Vol.20
◆終曲の巧みさ、美しさで始めて結実したいペットへの愛情 “行方定まらない道すじ”に配慮を
昨今のペットブームで、厚生労働省による「犬の登録頭数」は、10年前からの動向からして本年は700万匹台となることが推定可能だ。この数字からすると国民の17人に一匹の割合のペット時代になるのだが、いま可愛い可愛いだけでは済まされない深刻な社会問題と化しているのが、「ペット火葬・霊園事業」だ。
住宅地に建てられたペット霊園と火葬墓地、出前宜しくペット火葬車が民家の直前で火葬処理し30万円請求された埼玉県志木市の例など。
ペットビジネス専門誌の「野生社」(東京都杉並区)によると犬猫の火葬、埋葬、墓石、供養施設は現在600箇所以上で、人の場合は墓地埋葬法で知事の許可が必要だがペット霊園には法規制はなく、住宅地でもどこでもお構いなしだ。

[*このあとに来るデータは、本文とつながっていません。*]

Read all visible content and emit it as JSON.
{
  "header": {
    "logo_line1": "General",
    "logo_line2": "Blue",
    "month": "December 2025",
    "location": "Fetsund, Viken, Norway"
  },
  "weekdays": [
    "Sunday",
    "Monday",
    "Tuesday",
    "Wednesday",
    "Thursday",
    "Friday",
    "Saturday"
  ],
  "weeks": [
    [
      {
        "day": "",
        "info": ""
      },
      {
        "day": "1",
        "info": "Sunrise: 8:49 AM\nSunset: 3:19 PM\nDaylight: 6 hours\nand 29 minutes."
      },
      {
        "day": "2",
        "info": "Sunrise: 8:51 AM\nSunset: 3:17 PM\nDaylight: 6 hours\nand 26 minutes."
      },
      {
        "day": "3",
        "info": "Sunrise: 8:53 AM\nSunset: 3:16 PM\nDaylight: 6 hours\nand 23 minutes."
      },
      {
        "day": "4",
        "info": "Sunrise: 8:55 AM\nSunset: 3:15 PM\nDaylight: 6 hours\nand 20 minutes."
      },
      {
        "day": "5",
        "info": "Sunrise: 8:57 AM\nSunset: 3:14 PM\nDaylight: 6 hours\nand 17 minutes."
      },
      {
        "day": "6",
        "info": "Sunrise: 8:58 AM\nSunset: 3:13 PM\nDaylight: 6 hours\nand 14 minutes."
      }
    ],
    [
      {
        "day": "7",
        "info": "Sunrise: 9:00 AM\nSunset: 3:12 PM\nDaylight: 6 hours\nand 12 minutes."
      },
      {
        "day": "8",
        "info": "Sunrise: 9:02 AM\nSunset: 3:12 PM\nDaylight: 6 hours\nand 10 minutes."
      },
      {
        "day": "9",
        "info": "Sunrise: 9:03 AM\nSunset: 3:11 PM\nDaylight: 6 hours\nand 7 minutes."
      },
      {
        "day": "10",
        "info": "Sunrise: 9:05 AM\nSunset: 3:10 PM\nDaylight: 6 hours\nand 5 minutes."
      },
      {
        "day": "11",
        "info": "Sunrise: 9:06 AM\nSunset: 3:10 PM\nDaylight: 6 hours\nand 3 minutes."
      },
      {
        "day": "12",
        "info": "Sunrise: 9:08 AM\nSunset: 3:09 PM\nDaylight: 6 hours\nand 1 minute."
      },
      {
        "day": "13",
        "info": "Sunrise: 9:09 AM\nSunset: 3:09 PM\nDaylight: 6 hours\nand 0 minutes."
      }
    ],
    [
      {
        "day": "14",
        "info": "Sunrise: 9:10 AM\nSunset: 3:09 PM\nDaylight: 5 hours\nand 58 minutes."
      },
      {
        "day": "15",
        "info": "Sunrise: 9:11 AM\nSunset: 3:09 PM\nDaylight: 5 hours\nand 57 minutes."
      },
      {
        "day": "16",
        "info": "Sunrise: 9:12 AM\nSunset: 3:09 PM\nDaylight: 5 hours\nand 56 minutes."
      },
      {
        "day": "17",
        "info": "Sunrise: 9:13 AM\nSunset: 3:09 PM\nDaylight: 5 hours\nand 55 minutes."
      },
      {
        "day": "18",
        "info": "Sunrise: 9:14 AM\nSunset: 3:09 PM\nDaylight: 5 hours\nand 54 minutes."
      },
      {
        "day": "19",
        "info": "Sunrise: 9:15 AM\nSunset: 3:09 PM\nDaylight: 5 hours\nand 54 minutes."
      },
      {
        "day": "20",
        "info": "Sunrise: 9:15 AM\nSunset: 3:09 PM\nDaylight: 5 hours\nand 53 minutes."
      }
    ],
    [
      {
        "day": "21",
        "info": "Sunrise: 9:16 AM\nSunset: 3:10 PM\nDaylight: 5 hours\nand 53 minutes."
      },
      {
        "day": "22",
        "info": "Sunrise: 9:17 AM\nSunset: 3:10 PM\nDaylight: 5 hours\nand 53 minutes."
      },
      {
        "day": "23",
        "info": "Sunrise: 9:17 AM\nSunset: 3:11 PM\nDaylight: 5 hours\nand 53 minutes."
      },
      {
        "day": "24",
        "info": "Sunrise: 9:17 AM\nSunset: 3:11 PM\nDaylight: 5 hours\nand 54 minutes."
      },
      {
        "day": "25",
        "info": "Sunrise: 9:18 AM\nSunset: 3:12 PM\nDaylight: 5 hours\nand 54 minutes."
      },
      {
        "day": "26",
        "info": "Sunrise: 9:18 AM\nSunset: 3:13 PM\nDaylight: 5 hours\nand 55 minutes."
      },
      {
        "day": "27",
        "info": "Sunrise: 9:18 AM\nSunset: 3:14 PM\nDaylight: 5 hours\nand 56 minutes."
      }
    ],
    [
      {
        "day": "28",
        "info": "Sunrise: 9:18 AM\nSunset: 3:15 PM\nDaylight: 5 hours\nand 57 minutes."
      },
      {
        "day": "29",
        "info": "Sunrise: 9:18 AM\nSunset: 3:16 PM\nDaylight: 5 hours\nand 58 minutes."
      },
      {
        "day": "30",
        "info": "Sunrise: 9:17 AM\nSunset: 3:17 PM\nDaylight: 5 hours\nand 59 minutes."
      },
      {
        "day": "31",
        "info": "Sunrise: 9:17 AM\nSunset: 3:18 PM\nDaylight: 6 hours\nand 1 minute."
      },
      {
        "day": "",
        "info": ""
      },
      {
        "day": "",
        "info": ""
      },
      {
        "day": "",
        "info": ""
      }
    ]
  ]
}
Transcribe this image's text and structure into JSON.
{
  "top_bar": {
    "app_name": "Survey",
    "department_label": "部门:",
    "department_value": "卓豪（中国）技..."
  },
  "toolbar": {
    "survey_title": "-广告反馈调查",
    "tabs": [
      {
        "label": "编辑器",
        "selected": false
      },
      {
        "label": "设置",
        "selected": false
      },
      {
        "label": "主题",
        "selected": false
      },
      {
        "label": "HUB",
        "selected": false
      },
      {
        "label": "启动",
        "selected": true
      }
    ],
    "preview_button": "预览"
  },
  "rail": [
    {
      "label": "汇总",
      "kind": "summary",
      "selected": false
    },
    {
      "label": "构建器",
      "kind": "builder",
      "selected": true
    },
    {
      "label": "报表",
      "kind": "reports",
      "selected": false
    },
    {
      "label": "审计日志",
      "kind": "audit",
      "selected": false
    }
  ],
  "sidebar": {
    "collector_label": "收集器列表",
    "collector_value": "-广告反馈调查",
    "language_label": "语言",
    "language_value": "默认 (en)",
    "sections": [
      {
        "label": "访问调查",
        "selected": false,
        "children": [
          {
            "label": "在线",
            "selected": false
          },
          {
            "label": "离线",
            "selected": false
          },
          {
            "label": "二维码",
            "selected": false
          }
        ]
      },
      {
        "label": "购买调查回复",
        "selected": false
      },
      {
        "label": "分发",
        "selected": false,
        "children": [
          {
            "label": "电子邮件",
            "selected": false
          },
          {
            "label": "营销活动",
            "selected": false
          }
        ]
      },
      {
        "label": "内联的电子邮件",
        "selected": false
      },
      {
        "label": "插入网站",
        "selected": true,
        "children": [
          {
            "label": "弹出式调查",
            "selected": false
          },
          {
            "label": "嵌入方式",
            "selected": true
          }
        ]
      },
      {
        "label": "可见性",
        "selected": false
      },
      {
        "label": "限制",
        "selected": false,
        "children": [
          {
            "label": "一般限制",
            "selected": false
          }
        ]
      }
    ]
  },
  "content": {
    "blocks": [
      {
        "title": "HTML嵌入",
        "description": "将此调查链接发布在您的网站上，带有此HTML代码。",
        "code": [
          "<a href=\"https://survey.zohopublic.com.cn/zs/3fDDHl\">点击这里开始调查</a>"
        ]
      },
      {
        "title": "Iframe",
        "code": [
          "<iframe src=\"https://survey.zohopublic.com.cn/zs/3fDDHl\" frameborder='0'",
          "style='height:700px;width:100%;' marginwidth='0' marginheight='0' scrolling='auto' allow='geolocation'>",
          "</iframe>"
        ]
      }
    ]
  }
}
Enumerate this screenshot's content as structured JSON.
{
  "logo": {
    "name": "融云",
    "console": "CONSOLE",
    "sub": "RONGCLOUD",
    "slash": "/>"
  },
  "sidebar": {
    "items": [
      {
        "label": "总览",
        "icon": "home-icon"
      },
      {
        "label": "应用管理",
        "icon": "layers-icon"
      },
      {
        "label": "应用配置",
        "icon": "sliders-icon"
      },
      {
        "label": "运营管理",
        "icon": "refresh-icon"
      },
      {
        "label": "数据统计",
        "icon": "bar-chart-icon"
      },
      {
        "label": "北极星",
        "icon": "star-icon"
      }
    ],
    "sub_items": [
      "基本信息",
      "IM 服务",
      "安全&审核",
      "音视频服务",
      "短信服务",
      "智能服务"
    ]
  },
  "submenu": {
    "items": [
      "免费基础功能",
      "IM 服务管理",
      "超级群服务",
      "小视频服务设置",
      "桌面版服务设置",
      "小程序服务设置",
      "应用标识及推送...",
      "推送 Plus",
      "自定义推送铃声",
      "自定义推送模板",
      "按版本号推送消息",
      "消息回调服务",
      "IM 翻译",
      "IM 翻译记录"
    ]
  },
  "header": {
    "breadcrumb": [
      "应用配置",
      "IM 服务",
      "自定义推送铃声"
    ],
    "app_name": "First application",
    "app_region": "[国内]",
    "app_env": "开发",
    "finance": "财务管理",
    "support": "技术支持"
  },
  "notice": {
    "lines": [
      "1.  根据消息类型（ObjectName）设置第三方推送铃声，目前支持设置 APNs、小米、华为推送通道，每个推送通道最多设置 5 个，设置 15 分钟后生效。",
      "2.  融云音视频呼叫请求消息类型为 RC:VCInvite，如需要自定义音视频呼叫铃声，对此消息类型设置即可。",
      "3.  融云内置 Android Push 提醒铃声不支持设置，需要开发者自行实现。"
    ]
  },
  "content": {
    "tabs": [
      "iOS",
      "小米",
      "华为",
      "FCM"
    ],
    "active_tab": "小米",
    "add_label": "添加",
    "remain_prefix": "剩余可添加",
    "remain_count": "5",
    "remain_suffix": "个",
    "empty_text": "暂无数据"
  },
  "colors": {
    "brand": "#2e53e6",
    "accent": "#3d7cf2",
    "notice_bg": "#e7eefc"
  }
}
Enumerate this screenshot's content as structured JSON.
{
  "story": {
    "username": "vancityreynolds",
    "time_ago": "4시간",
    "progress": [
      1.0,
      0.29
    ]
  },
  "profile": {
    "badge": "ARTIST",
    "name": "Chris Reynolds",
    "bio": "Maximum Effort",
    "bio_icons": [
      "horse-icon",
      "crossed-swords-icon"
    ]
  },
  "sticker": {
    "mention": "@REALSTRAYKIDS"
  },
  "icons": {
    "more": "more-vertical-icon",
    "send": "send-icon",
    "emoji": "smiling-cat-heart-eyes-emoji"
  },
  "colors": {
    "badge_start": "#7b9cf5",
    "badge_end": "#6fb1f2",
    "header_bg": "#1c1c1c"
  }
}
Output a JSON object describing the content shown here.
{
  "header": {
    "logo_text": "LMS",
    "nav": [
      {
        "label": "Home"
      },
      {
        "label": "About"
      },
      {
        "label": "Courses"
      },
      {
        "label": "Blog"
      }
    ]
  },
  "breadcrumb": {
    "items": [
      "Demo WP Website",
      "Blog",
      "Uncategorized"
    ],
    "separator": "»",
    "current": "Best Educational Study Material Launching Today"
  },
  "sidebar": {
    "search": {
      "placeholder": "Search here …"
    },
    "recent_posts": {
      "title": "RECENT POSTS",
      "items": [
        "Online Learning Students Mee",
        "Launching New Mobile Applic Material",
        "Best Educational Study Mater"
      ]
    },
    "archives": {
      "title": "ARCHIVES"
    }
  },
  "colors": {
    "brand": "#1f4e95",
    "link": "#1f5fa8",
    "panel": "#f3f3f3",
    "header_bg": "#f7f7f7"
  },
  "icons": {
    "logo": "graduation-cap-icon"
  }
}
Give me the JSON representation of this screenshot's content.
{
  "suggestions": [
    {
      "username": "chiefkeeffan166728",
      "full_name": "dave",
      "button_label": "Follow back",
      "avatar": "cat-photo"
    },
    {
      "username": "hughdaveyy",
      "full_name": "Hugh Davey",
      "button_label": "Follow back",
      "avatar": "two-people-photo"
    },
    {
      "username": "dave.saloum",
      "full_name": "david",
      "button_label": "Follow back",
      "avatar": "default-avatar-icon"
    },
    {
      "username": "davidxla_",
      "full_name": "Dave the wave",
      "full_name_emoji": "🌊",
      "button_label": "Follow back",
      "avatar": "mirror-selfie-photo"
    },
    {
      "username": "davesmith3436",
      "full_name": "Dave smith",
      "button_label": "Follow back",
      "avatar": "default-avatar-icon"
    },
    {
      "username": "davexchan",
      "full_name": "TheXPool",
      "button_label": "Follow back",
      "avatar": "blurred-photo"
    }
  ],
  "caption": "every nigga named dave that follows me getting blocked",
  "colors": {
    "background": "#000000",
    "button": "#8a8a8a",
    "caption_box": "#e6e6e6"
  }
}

700万匹の膨大な生き物の衛生処理は愛玩する前に、適正な環境保全のための強制力は必要であり、その証左に住宅密集の関東では6割近くの40自治体が条例や要綱を制定しているのは頷ける。
そこで基本的な問題点を直視しつつ指摘しよう。第一に飼い主はペットへの愛情も他人の迷惑にならない範囲を守ること。つまりペット火葬事業には他人事でなく事前に積極的に地域住民の合意に努力することだ。第二に動物愛護運動も、動物の生命の尊さを声高に言った「攻め」の発言だけでなく、社会でのペットの飼育のあり方、衛生管理など「守り」の意識発言を行うべきで、つまり権利と義務の関係式に愛護運動のアンバランスが目立つ。第三に行政の強制力は国が一律の基準を策定するなど配慮すべきだ。
かく云うわたしも同居する若夫婦が大切にしている耳の大きいビーグル嬢にメロメロだ。寒い夜中には布団に入り込み頭を枕にかけ、おまけにイビキもかくとか。実は幼少から5匹の犬を飼ってきたが埋葬するたびに心が耐え切れなくて手を引き、ビ嬢の終局時は若夫婦に託している昨今だ。
それにしても、このままだとペットの高齢化が進んで、介護サービス事業も人だけでなく老犬相手にも参入するになるのではと余計な心配をしてしまうが、私のような頑固な後期高齢者相手よりもよほど良いのかもしれない。では、また。